50. Monks, however, are not to baptize, nor to receive alms; if, then, they do receive alms, why shall they not baptize?
51. If there is anyone whose wife commits fornication with another man, he ought not to hold intercourse with her until she does penance according tot he penalty which we laid down above, that is, after an entire year of penance. So also a woman is not to hold intercourse with her husband, if he has committed fornication with another woman, until he performs a corresponding penance.
52. If anyone loses a consecrated object or a blessing of God, he shall do penance for seven days.
53. He shall not go to the altar until his penance has been completed. Here endeth: thanks be to God.
Dearly beloved brethren, according tot he determination of Scripture or the opinion of some very learned men I have tried to write these few things concerning the remedies of penance, impelled by love of you, beyond my ability and authority.

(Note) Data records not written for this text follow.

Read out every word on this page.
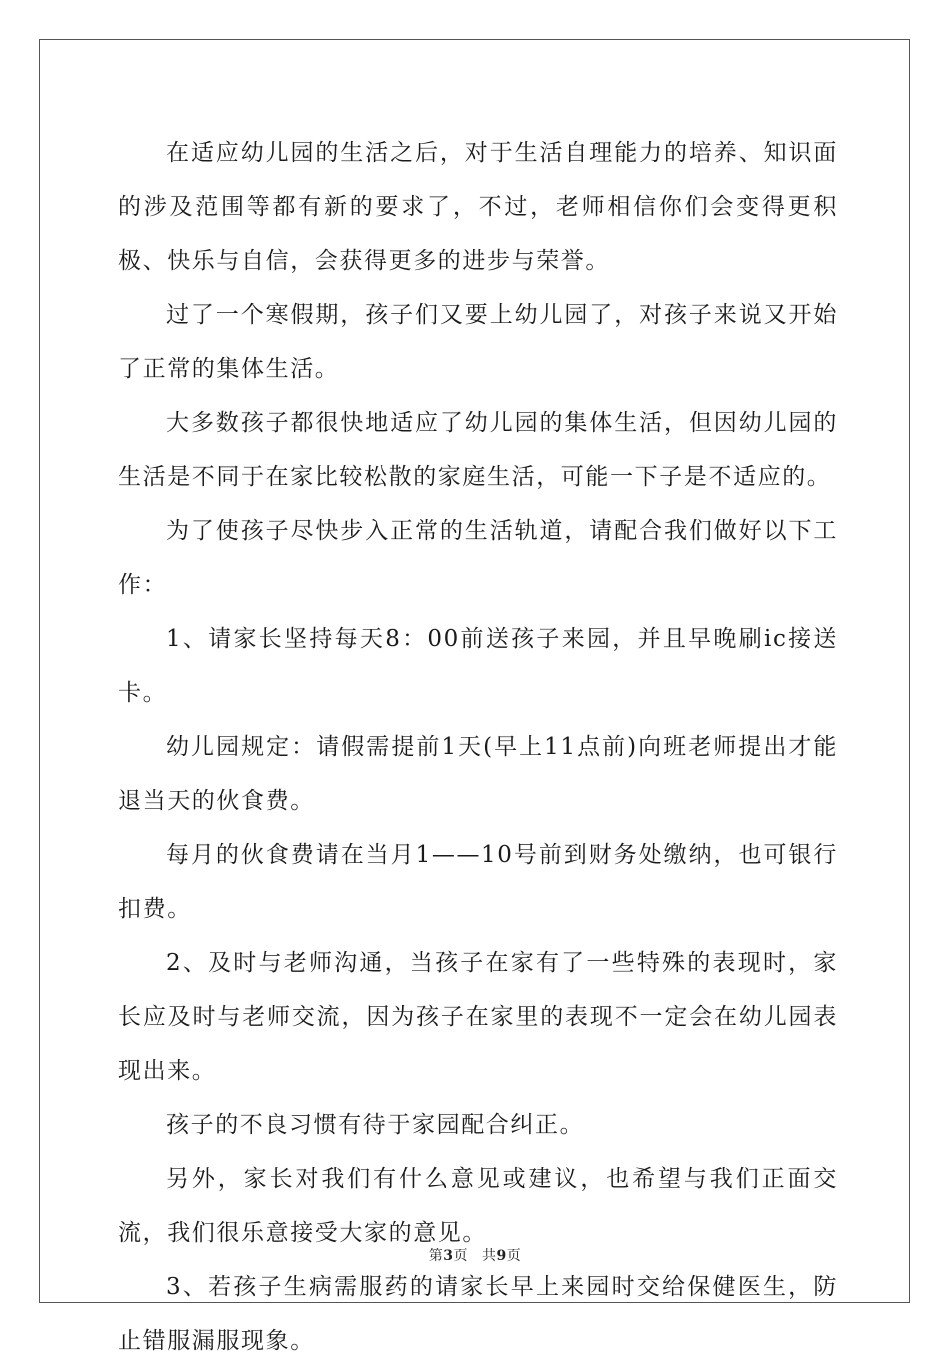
在适应幼儿园的生活之后，对于生活自理能力的培养、知识面的涉及范围等都有新的要求了，不过，老师相信你们会变得更积极、快乐与自信，会获得更多的进步与荣誉。

过了一个寒假期，孩子们又要上幼儿园了，对孩子来说又开始了正常的集体生活。

大多数孩子都很快地适应了幼儿园的集体生活，但因幼儿园的生活是不同于在家比较松散的家庭生活，可能一下子是不适应的。

为了使孩子尽快步入正常的生活轨道，请配合我们做好以下工作：

1、请家长坚持每天8：00前送孩子来园，并且早晚刷ic接送卡。

幼儿园规定：请假需提前1天(早上11点前)向班老师提出才能退当天的伙食费。

每月的伙食费请在当月1——10号前到财务处缴纳，也可银行扣费。

2、及时与老师沟通，当孩子在家有了一些特殊的表现时，家长应及时与老师交流，因为孩子在家里的表现不一定会在幼儿园表现出来。

孩子的不良习惯有待于家园配合纠正。

另外，家长对我们有什么意见或建议，也希望与我们正面交流，我们很乐意接受大家的意见。

3、若孩子生病需服药的请家长早上来园时交给保健医生，防止错服漏服现象。

第3页 共9页
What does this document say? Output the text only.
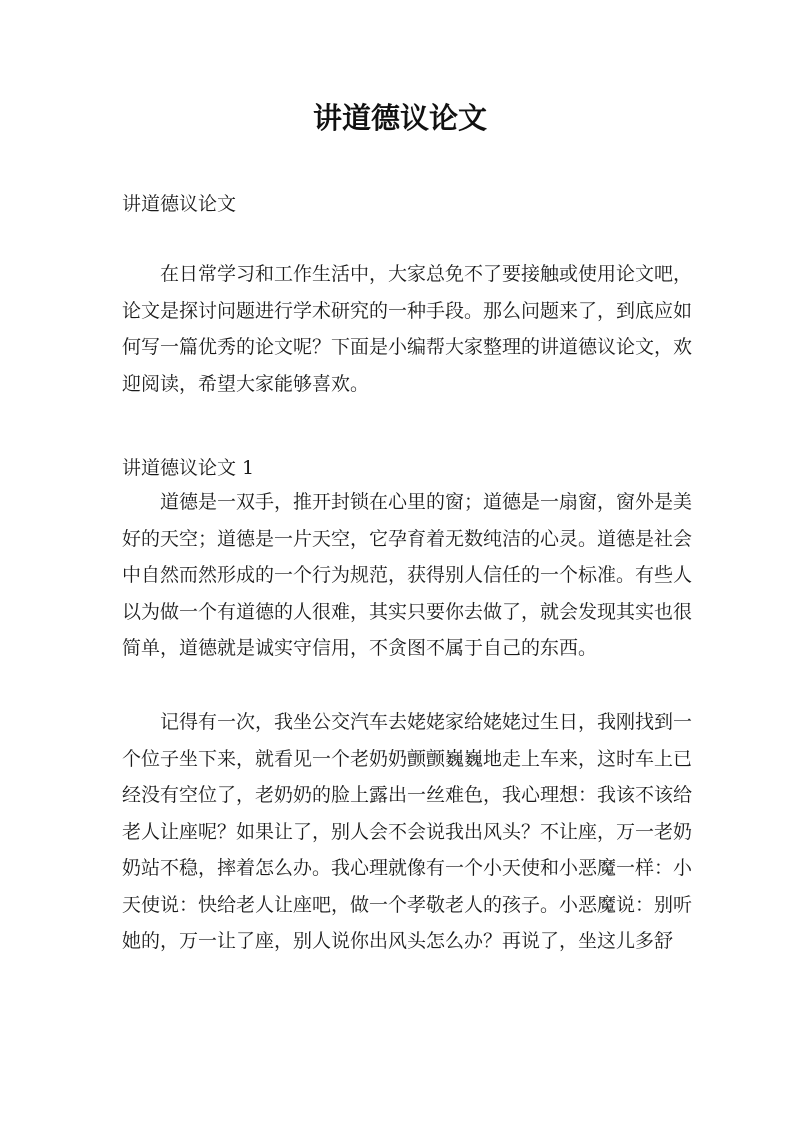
讲道德议论文

讲道德议论文

在日常学习和工作生活中，大家总免不了要接触或使用论文吧，论文是探讨问题进行学术研究的一种手段。那么问题来了，到底应如何写一篇优秀的论文呢？下面是小编帮大家整理的讲道德议论文，欢迎阅读，希望大家能够喜欢。

讲道德议论文 1

道德是一双手，推开封锁在心里的窗；道德是一扇窗，窗外是美好的天空；道德是一片天空，它孕育着无数纯洁的心灵。道德是社会中自然而然形成的一个行为规范，获得别人信任的一个标准。有些人以为做一个有道德的人很难，其实只要你去做了，就会发现其实也很简单，道德就是诚实守信用，不贪图不属于自己的东西。

记得有一次，我坐公交汽车去姥姥家给姥姥过生日，我刚找到一个位子坐下来，就看见一个老奶奶颤颤巍巍地走上车来，这时车上已经没有空位了，老奶奶的脸上露出一丝难色，我心理想：我该不该给老人让座呢？如果让了，别人会不会说我出风头？不让座，万一老奶奶站不稳，摔着怎么办。我心理就像有一个小天使和小恶魔一样：小天使说：快给老人让座吧，做一个孝敬老人的孩子。小恶魔说：别听她的，万一让了座，别人说你出风头怎么办？再说了，坐这儿多舒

There are still other authoritative materials, concerning either the remedies or the variety of those who are to be treated, which now by reason of brevity, or the situation of a place, or from poverty of talent, I am not permitted to set down.
But if anyone who has searched out the divine Scripture should himself make larger discoveries, or if he will produce or write better things, we will both agree with him and follow him.
Here endeth this little work which Finnian adapted to the sons of his bowels, by occasion of affection or of religion, overflowing with the graces of Scripture, that by all means all the evil deeds of men might be destroyed.